World's Only Known Pink Manta Ray Photographed In The Great Barrier Reef

World's Only Known Pink Manta Ray Photographed In The Great Barrier Reef

The manta ray is an 11-foot male named Inspector Clouseau, after the detective from the Pink Panther movies because of his bright pink belly

There are a lot of undiscovered creatures on Earth and most of them reside in the dark region of the ocean. We can never really be sure of what we will discover at the next turn underwater. Deep-sea photographers have been working hard to bring us a glimpse of the creatures that are elusive. This rare octopus with a transparent head was recently captured by a photographer that just gets us wondering what other creatures are waiting to mesmerize us. Joining the ranks of rare, outlandish underwater creatures is this pink manta ray that was spotted by a photographer off the coast of Australia.

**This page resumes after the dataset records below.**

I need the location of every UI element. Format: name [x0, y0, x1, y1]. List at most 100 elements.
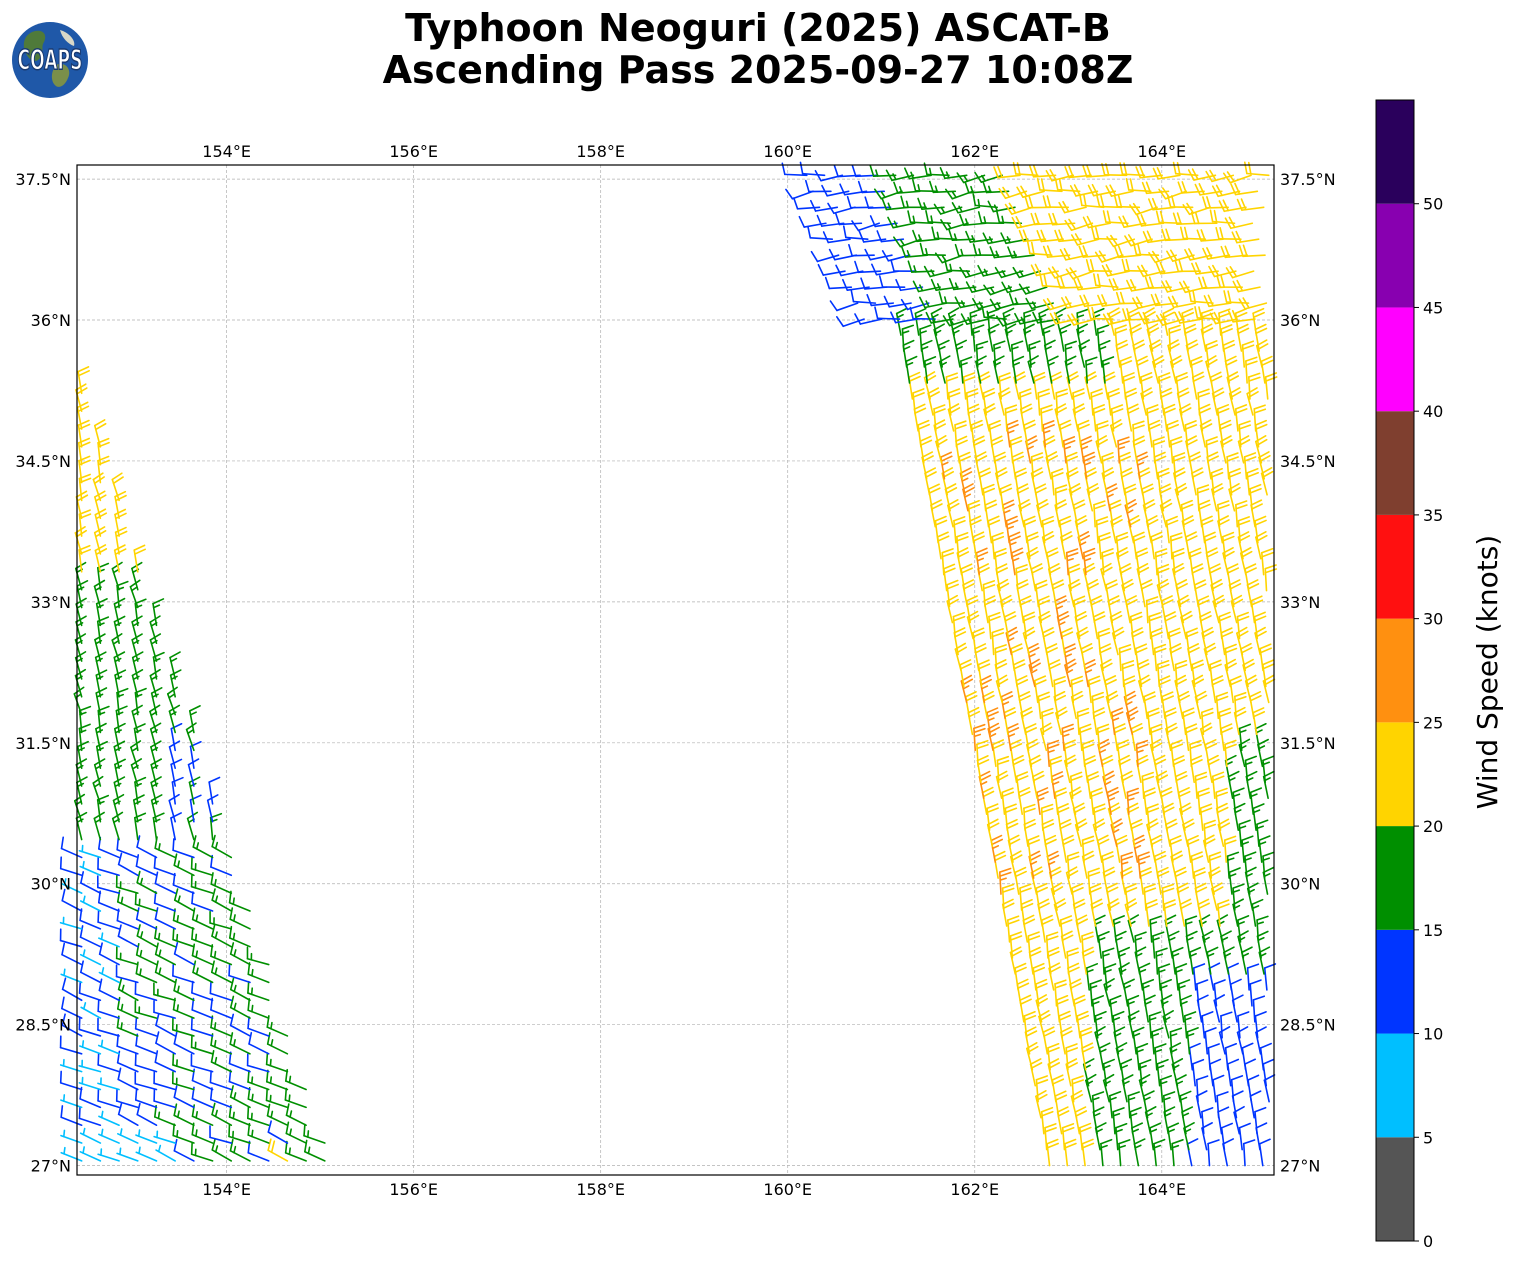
colorbar-tick-label: 20: [1423, 817, 1443, 836]
wind-barb: [190, 856, 214, 877]
wind-barb: [117, 1128, 139, 1144]
wind-barb: [1108, 278, 1137, 291]
wind-barb: [1097, 930, 1110, 959]
wind-barb: [1194, 183, 1223, 196]
wind-barb: [77, 740, 89, 769]
wind-barb: [229, 1032, 251, 1055]
wind-barb: [1258, 1138, 1271, 1167]
wind-barb: [211, 924, 233, 948]
wind-barb: [953, 516, 966, 544]
wind-barb: [1015, 564, 1029, 592]
wind-barb: [1153, 643, 1167, 672]
wind-barb: [1061, 723, 1075, 752]
wind-barb: [1223, 835, 1237, 863]
wind-barb: [1118, 1139, 1131, 1167]
wind-barb: [1163, 899, 1177, 927]
wind-barb: [1168, 627, 1181, 656]
wind-barb: [948, 277, 977, 291]
wind-barb: [155, 1013, 176, 1037]
lon-tick-label-bottom: 154°E: [202, 1180, 251, 1199]
wind-barb: [115, 1088, 139, 1109]
wind-barb: [1133, 1138, 1146, 1167]
wind-barb: [1202, 196, 1229, 209]
wind-barb: [851, 220, 880, 232]
wind-barb: [1243, 161, 1270, 177]
wind-barb: [1137, 851, 1151, 879]
wind-barb: [798, 215, 827, 228]
wind-barb: [1186, 1138, 1199, 1167]
wind-barb: [97, 909, 120, 930]
wind-barb: [191, 1068, 214, 1091]
wind-barb: [210, 960, 233, 984]
wind-barb: [1182, 707, 1195, 736]
lon-tick-label-top: 156°E: [389, 142, 438, 161]
wind-barb: [1027, 931, 1041, 959]
wind-barb: [1180, 610, 1193, 640]
wind-barb: [975, 340, 989, 368]
wind-barb: [1148, 250, 1177, 264]
wind-barb: [1092, 404, 1106, 432]
wind-barb: [976, 739, 989, 768]
wind-barb: [61, 888, 83, 912]
wind-barb: [1262, 755, 1275, 784]
wind-barb: [76, 776, 88, 805]
lat-tick-label-right: 34.5°N: [1280, 452, 1336, 471]
wind-barb: [1155, 313, 1185, 326]
wind-barb: [1216, 1091, 1229, 1119]
wind-barb: [1165, 515, 1179, 544]
wind-barb: [1001, 883, 1015, 911]
colorbar-segment: [1376, 929, 1414, 1034]
wind-barb: [1262, 851, 1275, 879]
wind-barb: [1248, 372, 1261, 400]
wind-barb: [850, 289, 877, 304]
wind-barb: [117, 924, 139, 948]
wind-barb: [817, 263, 846, 276]
colorbar-tick-label: 15: [1423, 921, 1443, 940]
wind-barb: [1162, 1091, 1176, 1119]
wind-barb: [942, 315, 972, 327]
wind-barb: [1226, 1058, 1240, 1087]
wind-barbs: [59, 161, 1278, 1167]
wind-barb: [209, 981, 233, 1002]
wind-barb: [1246, 468, 1260, 496]
wind-barb: [996, 210, 1023, 225]
wind-barb: [900, 298, 930, 311]
wind-barb: [1210, 467, 1224, 496]
wind-barb: [1079, 193, 1105, 209]
wind-barb: [890, 259, 917, 272]
wind-barb: [153, 1000, 176, 1019]
wind-barb: [1188, 547, 1202, 576]
wind-barb: [1184, 723, 1198, 752]
wind-barb: [1194, 306, 1221, 320]
wind-barb: [285, 1121, 307, 1144]
wind-barb: [206, 794, 219, 823]
wind-barb: [172, 927, 195, 948]
wind-barb: [1085, 963, 1099, 991]
wind-barb: [1143, 691, 1156, 720]
wind-barb: [75, 811, 88, 841]
wind-barb: [1141, 978, 1155, 1007]
wind-barb: [59, 928, 83, 948]
wind-barb: [1209, 1058, 1222, 1087]
wind-barb: [1124, 883, 1138, 911]
lat-tick-label-left: 34.5°N: [15, 452, 71, 471]
wind-barb: [1118, 644, 1132, 672]
wind-barb: [864, 196, 892, 209]
wind-barb: [929, 180, 957, 194]
wind-barb: [77, 366, 90, 395]
wind-barb: [114, 508, 127, 537]
wind-barb: [1211, 771, 1225, 800]
wind-barb: [1242, 658, 1255, 688]
wind-barb: [136, 835, 158, 859]
wind-barb: [890, 311, 919, 324]
wind-barb: [208, 776, 221, 805]
wind-barb: [974, 171, 1004, 183]
wind-barb: [134, 892, 158, 912]
lon-tick-label-bottom: 162°E: [950, 1180, 999, 1199]
wind-barb: [1067, 563, 1081, 592]
wind-barb: [994, 547, 1007, 576]
wind-barb: [1196, 484, 1210, 512]
wind-barb: [842, 225, 869, 241]
wind-barb: [930, 278, 959, 292]
wind-barb: [1042, 420, 1055, 448]
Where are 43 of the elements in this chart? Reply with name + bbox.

Photographer Kristian Laine was freediving off the southernmost island of Australia’s Great Barrier Reef when he saw a bright pink manta ray. Laine had no idea about what rarity had just glided past him. He was sure that his camera was malfunctioning. “I had no idea there were pink mantas in the world, so I was confused and thought my strobes were broken or doing something weird,” he told National Geographic. Laine was one of the lucky ones who got a glimpse of the rare pink manta ray that has only been spotted seven times in the past five years.

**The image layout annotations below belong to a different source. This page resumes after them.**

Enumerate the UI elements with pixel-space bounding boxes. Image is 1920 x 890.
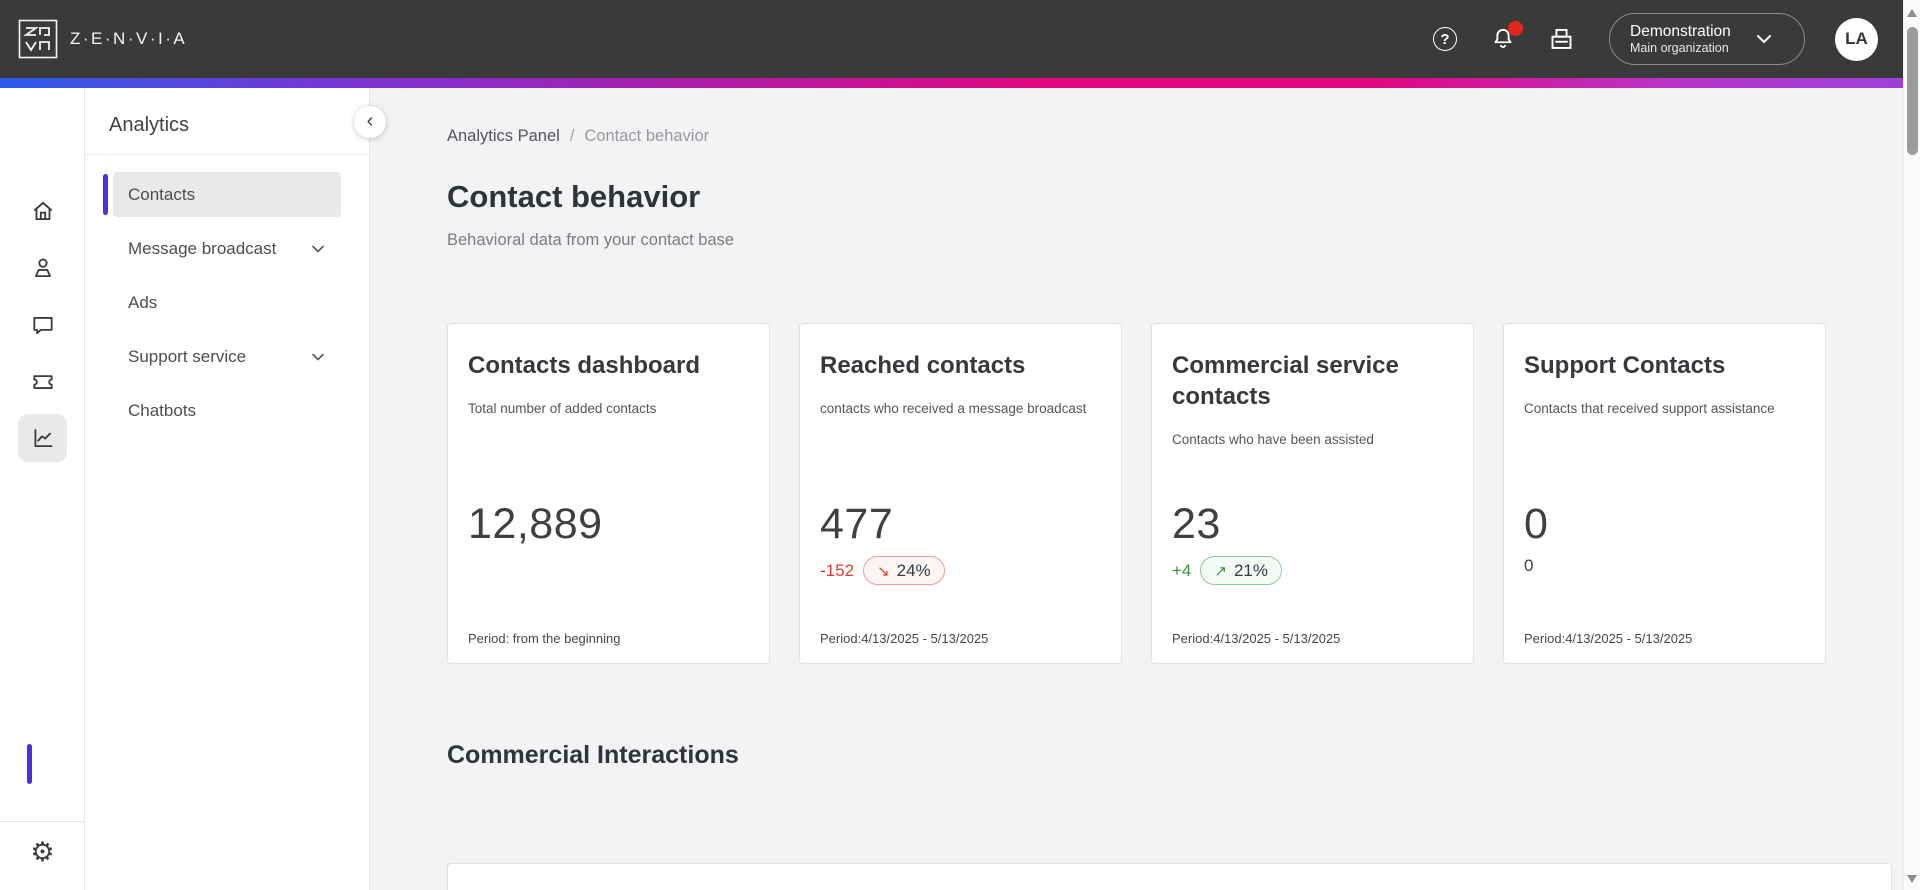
chevron-down-icon [1753,28,1775,50]
card-secondary-value: 0 [1524,556,1534,575]
print-button[interactable] [1547,25,1575,53]
card-value: 0 [1524,500,1549,548]
trend-up-icon: ↗ [1214,562,1227,580]
sidebar-item-label: Ads [128,292,158,312]
section-title-commercial-interactions: Commercial Interactions [447,741,739,769]
main-content: Analytics Panel / Contact behavior Conta… [370,88,1903,890]
analytics-sidebar: Analytics Contacts Message broadcast Ads… [85,88,370,890]
sidebar-item-label: Chatbots [128,400,197,420]
brand-name: Z·E·N·V·I·A [70,29,188,48]
sidebar-collapse-button[interactable]: ‹ [354,106,386,138]
top-header: Z·E·N·V·I·A ? Demo [0,0,1903,78]
trend-badge: ↘ 24% [863,556,945,585]
card-description: Contacts that received support assistanc… [1524,401,1775,416]
organization-name: Demonstration [1630,22,1731,40]
card-title: Support Contacts [1524,352,1726,379]
person-icon [34,258,51,278]
card-title: Reached contacts [820,352,1026,379]
nav-contacts[interactable] [18,244,67,292]
sidebar-item-chatbots[interactable]: Chatbots [113,388,341,433]
delta-value: -152 [820,560,855,580]
sidebar-item-label: Message broadcast [128,238,277,258]
chevron-down-icon [312,245,324,252]
help-icon: ? [1433,27,1457,51]
card-delta-row: -152 ↘ 24% [820,556,945,585]
nav-rail: ⚙ [0,88,85,890]
card-description: Contacts who have been assisted [1172,432,1374,447]
card-title: Commercial service contacts [1172,352,1399,410]
breadcrumb-parent-link[interactable]: Analytics Panel [447,127,560,145]
nav-home[interactable] [18,187,67,235]
notifications-button[interactable] [1489,21,1523,53]
chevron-down-icon [312,353,324,360]
card-value: 23 [1172,500,1221,548]
organization-subtitle: Main organization [1630,40,1729,55]
sidebar-title: Analytics [109,114,190,136]
breadcrumb: Analytics Panel / Contact behavior [447,127,1903,146]
gear-icon: ⚙ [30,836,55,867]
card-value: 477 [820,500,894,548]
card-period: Period:4/13/2025 - 5/13/2025 [820,631,989,646]
sidebar-item-label: Contacts [128,184,196,204]
printer-icon [1551,28,1571,49]
zenvia-logo-icon[interactable] [18,19,58,59]
page-subtitle: Behavioral data from your contact base [447,231,735,249]
brand-gradient-bar [0,78,1903,88]
sidebar-item-contacts[interactable]: Contacts [103,172,341,217]
sidebar-item-label: Support service [128,346,247,366]
chat-icon [32,317,53,335]
rail-divider [0,821,85,822]
breadcrumb-current: Contact behavior [584,127,710,145]
card-period: Period: from the beginning [468,631,621,646]
card-value: 12,889 [468,500,603,548]
organization-switcher[interactable]: Demonstration Main organization [1609,13,1805,65]
commercial-interactions-card [447,863,1892,890]
nav-analytics[interactable] [18,414,67,784]
nav-tickets[interactable] [18,357,67,405]
card-contacts-dashboard: Contacts dashboard Total number of added… [447,323,770,664]
trend-percent: 24% [896,560,931,580]
kpi-cards-row: Contacts dashboard Total number of added… [447,323,1903,664]
delta-value: +4 [1172,560,1192,580]
card-description: Total number of added contacts [468,401,657,416]
ticket-icon [32,375,53,389]
sidebar-item-message-broadcast[interactable]: Message broadcast [113,226,341,271]
notification-badge [1508,21,1523,36]
header-actions: ? Demonstration Main organiza [1401,13,1878,65]
card-commercial-service-contacts: Commercial service contacts Contacts who… [1151,323,1474,664]
sidebar-item-support-service[interactable]: Support service [113,334,341,379]
chevron-left-icon: ‹ [366,110,374,132]
page-title: Contact behavior [447,179,701,214]
help-button[interactable]: ? [1431,25,1459,53]
breadcrumb-separator: / [569,127,575,145]
home-icon [33,201,52,221]
active-indicator [103,174,108,215]
card-delta-row: +4 ↗ 21% [1172,556,1282,585]
active-indicator [27,744,32,784]
bell-icon [1494,28,1512,49]
scrollbar-thumb[interactable] [1907,27,1918,155]
sidebar-menu: Contacts Message broadcast Ads Support s… [85,155,369,433]
chart-icon [33,428,53,448]
nav-conversations[interactable] [18,301,67,349]
page-scrollbar[interactable] [1903,0,1920,890]
card-reached-contacts: Reached contacts contacts who received a… [799,323,1122,664]
trend-badge: ↗ 21% [1200,556,1282,585]
scroll-down-arrow-icon[interactable] [1907,875,1917,883]
card-support-contacts: Support Contacts Contacts that received … [1503,323,1826,664]
user-avatar[interactable]: LA [1835,17,1878,61]
trend-percent: 21% [1233,560,1268,580]
sidebar-item-ads[interactable]: Ads [113,280,341,325]
card-period: Period:4/13/2025 - 5/13/2025 [1524,631,1693,646]
card-period: Period:4/13/2025 - 5/13/2025 [1172,631,1341,646]
card-description: contacts who received a message broadcas… [820,401,1087,416]
card-title: Contacts dashboard [468,352,701,379]
trend-down-icon: ↘ [877,562,890,580]
scroll-up-arrow-icon[interactable] [1907,9,1917,17]
nav-settings[interactable]: ⚙ [18,828,67,876]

The manta ray is named Inspector Clouseau, after the detective from the Pink Panther movies. He is an 11-foot male with a bright pink belly and if you are as lucky as Laine, you can find him floating around the waters around Lady Elliot Island. He is an especially rare creature because he is actually the only known pink manta ray in the world. “I feel humbled and extremely lucky,” Laine said about the sighting. Inspector Clouseau was swimming with other male manta rays competing to win over a female. The picture went viral on social media and thanks to Laine, the rest of us got to see him as well.

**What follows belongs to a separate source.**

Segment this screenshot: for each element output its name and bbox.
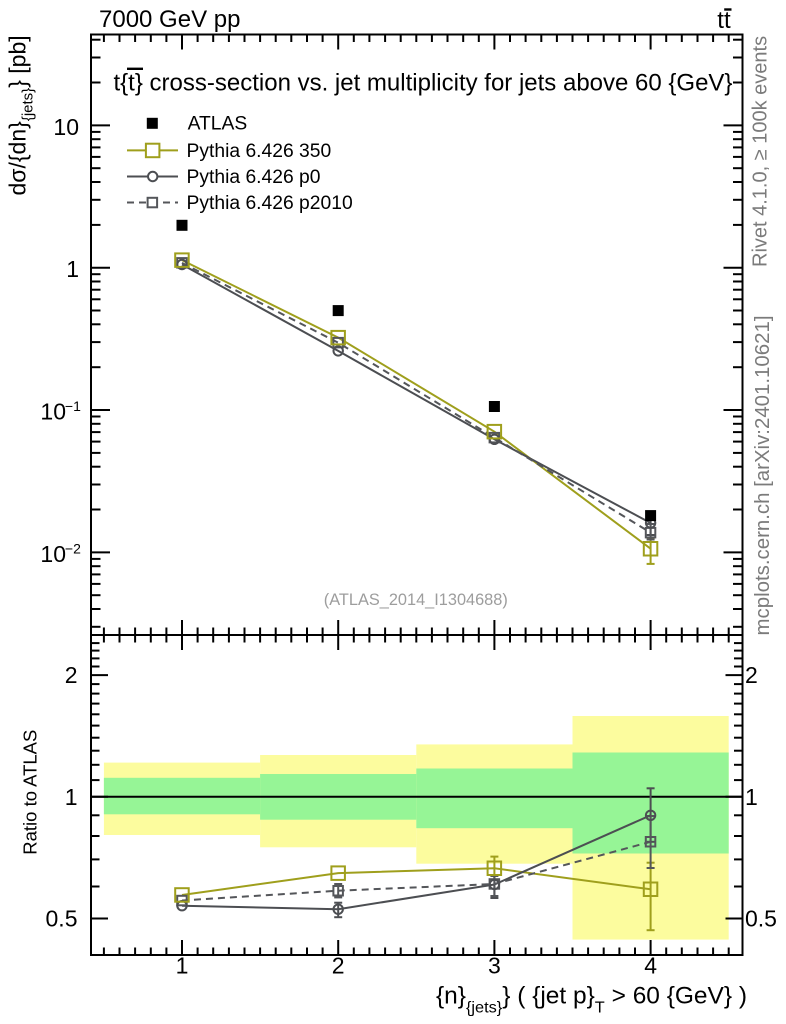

Inspector Clouseau is obviously being studied extensively by Project Manta. They conducted research about the pink coloration of his skin in 2016. This skin biopsy has, fortunately, ruled out illness or diet as the cause for the unique color. It has now been concluded that the manta ray's pink skin is due to a genetic mutation that causes it to express melanin differently, reported My Modern Met. This mutation is a condition called erythrism, according to Solomon David, an aquatic ecologist at Louisiana’s Nicholls State University. This condition causes an animal’s skin pigmentation to be reddish, or in some cases, like that of Inspector Clouseau, pink.




“Having seen other pigmentation-related mutations in fishes, it’s not completely unexpected that this exists, but it’s really cool to see regardless,” David stated. This has been studied earlier in leopards and even grasshoppers but this is the first time it has been noted in a manta ray, according to the Smithsonian Magazine. Other known mutations to an animal’s pigment can make them melanistic (black) or albino (white). Guy Stevens, CEO and co-founder of the UK-based Manta Trust, also agrees that erythrism is the most plausible explanation.




“They are big when they are born, and they grow quite quickly in their first few years to make them large enough that only the biggest of marine predators prey on them,” Stevens explained about how Inspector Clouseau's discoloration will not potentially pose any untoward dangers from predators. “It just goes to show—nature will always surprise you,” and added, “Now the search is on for a blue manta.”